Colwood resident Dar Churcher stands beside her property on Bunker Road

Resident applauds freeze on community boxes in Colwood

Canada Post move a ‘temporary win’ for resident on busy corner

Some West Shore residents will be able to sleep a little better this week knowing that community mailboxes will not spring up in their neighbourhoods anytime soon.

Canada Post has announced it is freezing plans to end door-to-door mail delivery and switch to community mailboxes for hundreds of thousands of households across the country, a reprieve that includes the West Shore.

“I’m absolutely delighted to hear the news,” said Colwood resident Dar Churcher. “I didn’t anticipate it to be this soon.”

Churcher, like many West Shore residents, has been voicing her concerns about the transition to community style mailboxes.

Her biggest beef is the safety of the potential location of the box designated for her area. A notification she received from Canada Post stated that the 48-compartment mailbox would be installed on the gravel shoulder of her property on Bunker Road. But along that side of her property she has a hedge and a number of trees that obstruct sight lines, making for what she calls “a blind corner.” She’s concerned that with the speed vehicles travel along Wishart Road, and the number of cars that could be parked just out of view in front of the intended mailbox, it could be a disaster waiting to happen.

“The safety factor wasn’t taken into consideration,” she said.

Churcher has been using a wheelchair for 17 years and until recently couldn’t even walk to the side of her property. While she is more mobile of late, she admits she still has her bad days and requires the use of her wheelchair to get into her home.

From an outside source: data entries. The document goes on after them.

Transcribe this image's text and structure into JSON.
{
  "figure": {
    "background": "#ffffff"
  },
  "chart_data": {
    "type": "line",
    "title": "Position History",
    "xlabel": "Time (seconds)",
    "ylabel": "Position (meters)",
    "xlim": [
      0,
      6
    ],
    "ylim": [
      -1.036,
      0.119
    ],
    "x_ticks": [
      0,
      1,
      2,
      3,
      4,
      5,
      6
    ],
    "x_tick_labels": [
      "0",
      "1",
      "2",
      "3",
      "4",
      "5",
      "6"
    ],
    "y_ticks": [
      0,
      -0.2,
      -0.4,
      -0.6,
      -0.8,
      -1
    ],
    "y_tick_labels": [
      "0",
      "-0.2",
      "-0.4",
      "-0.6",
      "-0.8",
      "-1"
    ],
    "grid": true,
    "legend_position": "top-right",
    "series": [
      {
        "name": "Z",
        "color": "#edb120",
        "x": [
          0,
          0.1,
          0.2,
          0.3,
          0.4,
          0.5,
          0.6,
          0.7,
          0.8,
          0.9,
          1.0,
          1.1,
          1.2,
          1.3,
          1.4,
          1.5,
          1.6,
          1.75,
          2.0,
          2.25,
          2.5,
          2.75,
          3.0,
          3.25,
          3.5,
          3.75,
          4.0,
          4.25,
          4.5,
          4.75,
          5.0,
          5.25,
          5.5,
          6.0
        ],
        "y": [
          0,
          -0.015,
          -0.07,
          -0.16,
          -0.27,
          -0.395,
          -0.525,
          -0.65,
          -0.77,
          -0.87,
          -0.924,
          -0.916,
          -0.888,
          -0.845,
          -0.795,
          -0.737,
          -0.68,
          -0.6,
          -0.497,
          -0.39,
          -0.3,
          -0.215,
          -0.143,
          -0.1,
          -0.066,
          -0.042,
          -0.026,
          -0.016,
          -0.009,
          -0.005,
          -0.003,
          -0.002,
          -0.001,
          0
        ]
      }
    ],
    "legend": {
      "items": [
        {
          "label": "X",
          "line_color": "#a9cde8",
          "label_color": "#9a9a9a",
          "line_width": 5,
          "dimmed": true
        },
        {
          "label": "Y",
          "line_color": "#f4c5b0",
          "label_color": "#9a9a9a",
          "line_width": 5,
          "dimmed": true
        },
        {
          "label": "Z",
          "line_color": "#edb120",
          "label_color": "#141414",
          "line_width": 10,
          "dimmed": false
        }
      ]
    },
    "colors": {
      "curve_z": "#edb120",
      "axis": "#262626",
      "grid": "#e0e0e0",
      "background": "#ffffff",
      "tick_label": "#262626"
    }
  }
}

She’s concerned that if the proposed community box goes up in its planned spot, it will restrict her access to her property.

She also noted people driving to access the box will have nowhere to turn around and would likely be driving onto private property.

On Monday the Crown corporation announced it is “temporarily suspending” the deployment, pending discussions with the incoming Liberal government on how “to determine the best path forward given the ongoing challenges faced by the Canadian postal system.”

The Liberals ran on a promise to study and potentially reverse the shift away from home delivery.

“It’s a golden opportunity for the Liberals to carry favour with the electorate,” Churcher said. “It gives me hope.”

But she will take the suspension as “a temporary win with the hope that it will be a permanent win.”

Canada Post said 460,000 addresses across the country are in the process of being converted to community mail boxes and all conversions scheduled for November, December or 2016 will be put on hold.

“Customers impacted by this decision will receive a letter within the next few weeks advising them of the status of their mail delivery service,” Canada Post said in a news release.

“In neighbourhoods where the 10-month internal and community conversion process is complete, customers will collect mail and parcels at their community mailbox. This includes customers set to begin receiving their mail and parcels in their boxes in October. We remain focused on maintaining reliable postal service to all Canadians without disruption.”

Community mailboxes have been the target of criminals across the West Shore, with residents in many neighbourhoods voicing concerns their mail is too vulnerable to theft. The conversion has also been fought by the union representing postal employees.